Guest blogger Charlene Engleking reflects on her experience at the 2011 AWP Conference:
As anyone who has attended writing conferences can confirm, such conclaves are a weird mix of enthusiasm and arrogance. AWP probably amplifies the vibe because of the number of attendees. One speaker announced that more than 2,300 scholarships were awarded to students wanting to attend. Of course, that prompted me to start looking at the shoes and purses of the students to see how many seemed well funded, quite a few actually. Established writers (true members of the Canon), writers whose names are vaguely familiar, writers whose names may become familiar, and writers whose mothers will continue to be their only fans all rushed through the lobby, laughed in groups waiting for elevators, and filled nearby restaurants. The Journal Editors (uppercase identification required) were mostly accessible and clearly aware of their power.
I was both inspired and annoyed by the various programs. One panel discussion was so energizing I wanted only to find a corner to start revising a current project. Another, pedagogical in focus, was a waste of time as three panelists read from their essays (I can buy the book thank you) and a fourth announced that she had prepared her presentation that morning on her iPhone.
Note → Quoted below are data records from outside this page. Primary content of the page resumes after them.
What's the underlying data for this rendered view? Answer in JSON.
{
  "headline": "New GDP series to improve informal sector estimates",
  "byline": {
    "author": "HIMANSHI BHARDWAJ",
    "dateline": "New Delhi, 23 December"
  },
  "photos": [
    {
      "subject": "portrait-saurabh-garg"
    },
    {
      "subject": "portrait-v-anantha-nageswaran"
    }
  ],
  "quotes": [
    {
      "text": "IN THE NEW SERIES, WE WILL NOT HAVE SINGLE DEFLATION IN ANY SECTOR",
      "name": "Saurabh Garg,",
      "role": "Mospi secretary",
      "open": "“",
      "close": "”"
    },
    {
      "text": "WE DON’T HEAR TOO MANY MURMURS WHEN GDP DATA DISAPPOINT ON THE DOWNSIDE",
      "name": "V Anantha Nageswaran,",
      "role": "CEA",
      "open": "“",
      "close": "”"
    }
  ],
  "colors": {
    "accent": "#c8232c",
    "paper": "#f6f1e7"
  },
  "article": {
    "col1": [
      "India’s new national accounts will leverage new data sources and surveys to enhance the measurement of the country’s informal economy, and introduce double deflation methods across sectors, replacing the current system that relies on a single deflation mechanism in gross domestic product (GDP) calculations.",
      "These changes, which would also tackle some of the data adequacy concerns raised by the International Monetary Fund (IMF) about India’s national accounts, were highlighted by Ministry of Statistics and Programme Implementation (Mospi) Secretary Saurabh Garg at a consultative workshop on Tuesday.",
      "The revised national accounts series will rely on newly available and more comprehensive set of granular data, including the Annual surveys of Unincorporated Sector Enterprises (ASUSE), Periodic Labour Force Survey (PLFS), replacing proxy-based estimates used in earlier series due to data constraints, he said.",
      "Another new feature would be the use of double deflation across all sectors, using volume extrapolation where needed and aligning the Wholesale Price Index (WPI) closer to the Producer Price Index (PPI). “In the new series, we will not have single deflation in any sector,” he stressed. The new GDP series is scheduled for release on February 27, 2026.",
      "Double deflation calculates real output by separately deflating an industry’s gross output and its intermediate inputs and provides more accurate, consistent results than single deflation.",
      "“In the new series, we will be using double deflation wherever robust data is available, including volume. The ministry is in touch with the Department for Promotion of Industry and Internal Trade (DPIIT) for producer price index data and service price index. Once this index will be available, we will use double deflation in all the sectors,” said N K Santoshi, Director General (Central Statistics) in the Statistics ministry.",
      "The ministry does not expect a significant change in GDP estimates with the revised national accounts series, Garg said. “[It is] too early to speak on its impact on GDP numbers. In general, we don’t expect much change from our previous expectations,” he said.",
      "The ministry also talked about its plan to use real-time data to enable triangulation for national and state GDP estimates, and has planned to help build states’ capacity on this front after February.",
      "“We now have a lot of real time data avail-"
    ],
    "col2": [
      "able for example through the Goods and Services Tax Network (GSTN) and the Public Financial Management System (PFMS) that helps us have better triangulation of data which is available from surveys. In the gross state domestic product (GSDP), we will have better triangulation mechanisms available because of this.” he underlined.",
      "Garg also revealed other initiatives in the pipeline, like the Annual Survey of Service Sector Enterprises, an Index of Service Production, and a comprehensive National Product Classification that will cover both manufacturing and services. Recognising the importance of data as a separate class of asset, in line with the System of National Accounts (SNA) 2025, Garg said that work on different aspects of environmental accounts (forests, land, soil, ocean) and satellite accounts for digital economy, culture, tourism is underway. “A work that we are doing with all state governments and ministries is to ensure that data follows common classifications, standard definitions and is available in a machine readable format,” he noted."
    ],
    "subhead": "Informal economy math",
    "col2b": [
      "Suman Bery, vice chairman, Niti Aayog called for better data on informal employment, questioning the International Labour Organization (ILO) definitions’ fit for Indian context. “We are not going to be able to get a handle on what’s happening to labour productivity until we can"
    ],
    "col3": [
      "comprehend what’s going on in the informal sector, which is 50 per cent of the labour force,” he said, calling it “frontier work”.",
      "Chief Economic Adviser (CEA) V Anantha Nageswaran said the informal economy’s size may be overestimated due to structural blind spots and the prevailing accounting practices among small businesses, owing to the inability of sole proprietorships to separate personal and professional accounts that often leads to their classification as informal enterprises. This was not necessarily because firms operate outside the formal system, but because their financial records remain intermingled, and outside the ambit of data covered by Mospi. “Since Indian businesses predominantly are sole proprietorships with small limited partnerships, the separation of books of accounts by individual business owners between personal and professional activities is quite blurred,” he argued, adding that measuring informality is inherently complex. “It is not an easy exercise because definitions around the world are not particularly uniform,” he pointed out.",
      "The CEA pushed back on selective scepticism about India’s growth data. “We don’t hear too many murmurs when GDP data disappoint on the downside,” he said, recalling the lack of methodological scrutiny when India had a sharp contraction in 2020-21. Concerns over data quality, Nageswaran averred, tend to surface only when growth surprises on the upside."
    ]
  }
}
I think her fellow panelists shared my annoyance.
Jhumpa Lahiri and Junot Diaz were perfect counterpoints on Thursday and Friday nights respectively. Each writes of growing up as The Other and each spoke of how that has informed their writing. Both spoke of the need for connection – person and surroundings (alien in both cases)/child and parent/writer and reader.
Lahiri spoke specifically about “writing as an act of willfulness” as a means of identifying and claiming the self. Her soft spoken presentation compelled the auditorium to listen carefully to engage in her process. Her professed “leap from listening to saying listen to me” was particularly meaningful as the audience experienced that leap with her.
Diaz blew in Friday night and owned the room. While Lahiri was polite and gentle, Diaz was profane and animated. I was sorry that I couldn’t see the interpreter signing the presentation. How does one sign “An ass that could throw the moon out of gravity?” Is there a sign for the F-word combined with mother? Diaz read a new piece that he introduced as, “At that stage where it works, but it ain’t effing cute…the literary equivalent of a snuggy.” Of course, he didn’t use “effing”.
Saturday night’s Center Ring speaker was Kay Ryan. I know a lot of poets don’t consider her worthy of Poet Laureate status, but I like accessible poetry. Slam me with an obscure unrhymed set of words if it makes you feel better. I’ll probably like that poem too. As a speaker, Ryan was accessible. She spoke of being out of sync as a rhyming poet. She also noted that with no references to any body fluids she was surprised that she ever found a publisher. Her best speaking technique? She repeated several of her poems. How many poetry readings have I attended that I would have loved for a rerun of a poem to better savor it?
Would I recommend attending AWP next year in Chicago? Probably. I would also recommend attending with friends. It is a weirdly cliquish gathering that annoyed as well as inspired me; but, now when I write the cover letter for a submission, I will add, “It was such a pleasure to meet you at AWP” which I was assured during one panel would enhance the likelihood of publication.